Center and Radius
According to our definition, two elements define a circle: the center (a point) and the radius (a distance). If you know both the center and the radius of a circle, then you can draw the circle. Conversely, to draw a circle, you need to know both its center and its radius. It's all about give and take, isn't it?
Think about it like this: Since every circle is the same shape (uh…round), the only things that distinguish two circles are where they are and how big they are. The center tells you where the circle is. The radius tells you how big it is.
Here we have a circle with center O (written ⊙O). Point A is on the circle, making the distance OA the radius of the circle.
Unfortunately, there's a little ambiguity in the term "radius." We use it to refer to a line segment with endpoints at the center of the circle and a point on the circle as well as the length of such a segment. In the figure above, OA and OB are radii of ⊙O.
Since all radii of the circle have the same length (the radius of the circle), we can prove that any two radii of the same circle are congruent.
For instance, given that points A and B are on ⊙O, we can prove that OA and OB are congruent using the definition of a circle. The distances OA and OB are both equal to the radius of the circle because all points on the circle are equidistant from O. In other words, OA = OB. By definition of congruence of line segments, segments OA and OB are congruent.
We might call this the "wheel theorem," since it's what makes wheels work. Seriously, it's "wheely" important.

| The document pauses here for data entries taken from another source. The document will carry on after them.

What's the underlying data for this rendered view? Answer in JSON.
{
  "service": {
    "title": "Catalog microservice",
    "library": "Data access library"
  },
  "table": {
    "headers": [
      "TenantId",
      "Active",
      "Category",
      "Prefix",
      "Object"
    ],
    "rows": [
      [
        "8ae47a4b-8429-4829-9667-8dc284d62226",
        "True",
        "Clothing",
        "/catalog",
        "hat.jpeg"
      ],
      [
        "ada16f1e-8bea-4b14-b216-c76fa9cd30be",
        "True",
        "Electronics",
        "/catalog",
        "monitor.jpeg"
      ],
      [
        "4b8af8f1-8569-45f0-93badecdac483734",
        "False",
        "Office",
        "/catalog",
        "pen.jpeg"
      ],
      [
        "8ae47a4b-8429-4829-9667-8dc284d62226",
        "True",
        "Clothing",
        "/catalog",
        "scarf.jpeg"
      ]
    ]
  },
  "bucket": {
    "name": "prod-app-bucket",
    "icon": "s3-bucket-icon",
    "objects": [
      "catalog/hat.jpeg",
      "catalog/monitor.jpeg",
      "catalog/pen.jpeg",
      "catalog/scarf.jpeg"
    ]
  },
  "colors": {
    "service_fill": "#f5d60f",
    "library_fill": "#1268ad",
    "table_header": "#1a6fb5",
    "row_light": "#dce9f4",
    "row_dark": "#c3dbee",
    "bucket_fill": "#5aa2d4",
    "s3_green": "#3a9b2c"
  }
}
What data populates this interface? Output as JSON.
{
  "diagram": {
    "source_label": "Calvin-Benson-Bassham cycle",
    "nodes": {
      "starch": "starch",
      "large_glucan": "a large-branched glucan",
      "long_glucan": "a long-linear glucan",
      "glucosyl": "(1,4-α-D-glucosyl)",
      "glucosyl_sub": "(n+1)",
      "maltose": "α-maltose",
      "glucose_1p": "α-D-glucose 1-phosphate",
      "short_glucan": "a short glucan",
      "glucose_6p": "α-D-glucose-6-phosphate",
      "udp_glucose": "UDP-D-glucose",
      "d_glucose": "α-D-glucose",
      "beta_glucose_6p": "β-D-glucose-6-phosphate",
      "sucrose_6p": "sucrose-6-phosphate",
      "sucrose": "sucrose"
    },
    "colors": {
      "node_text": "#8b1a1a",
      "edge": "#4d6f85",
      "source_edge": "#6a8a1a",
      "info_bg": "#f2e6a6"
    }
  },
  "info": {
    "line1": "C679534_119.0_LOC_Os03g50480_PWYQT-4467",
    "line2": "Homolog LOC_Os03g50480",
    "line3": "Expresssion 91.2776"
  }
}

Back in the pioneer days, a homesteading family (call them the Smiths) might have driven their wagon out into the middle of a flat, wide-open plain of untamed wilderness, hammered a stake into the ground, and claimed "all land within ten miles of the stake" as their property. What shape would the Smith family's property be?
Looks like a circle, right? It even has a center (the stake) and a radius (10 miles.) According to our definition, though, a circle is only the set of points exactly a certain distance away from the center, whereas the Smiths' property includes all points within that distance. A fence enclosing the property might be considered a circle, but the Smiths own more than the fence. Otherwise there's not much point in building the fence at all, is there?
So, while the boundary of the property is indeed a circle (with radius 10 miles and center at the stake), the entire property is technically the inside of that circle—a region we call a disk. If it helps, you can think of CDs and not pioneers.
The Smiths' fence divides the world into three regions: the set of points inside the fence, the set of points outside the fence, and the set of points on the fence. Similarly, any circle divides the plane into three regions.
Given ⊙O with radius r and a point P in the same plane as ⊙O:
• P is in the interior of ⊙O if OP < r
• P is in the exterior of ⊙O if OP > r
Finally, by definition of circle, we already know that P is on ⊙O if OP = r.
Suppose that circle ⊙O has a radius of 3 inches. If the distance OP is 3 inches, is P on the exterior, interior, or on ⊙O?
We can start by comparing the distance from P to O to the radius of ⊙O. In this case, OP = 3 inches and the radius r of ⊙O is 3 inches. Since 3 = 3, we know that OP = r. By definition that means P is on ⊙O.
With a circle, we can organize and tame any wide-open plane, just as the Smiths corralled the wilderness with their stake and circular fence. And it's no coincidence that "pioneer" contains the word "pi."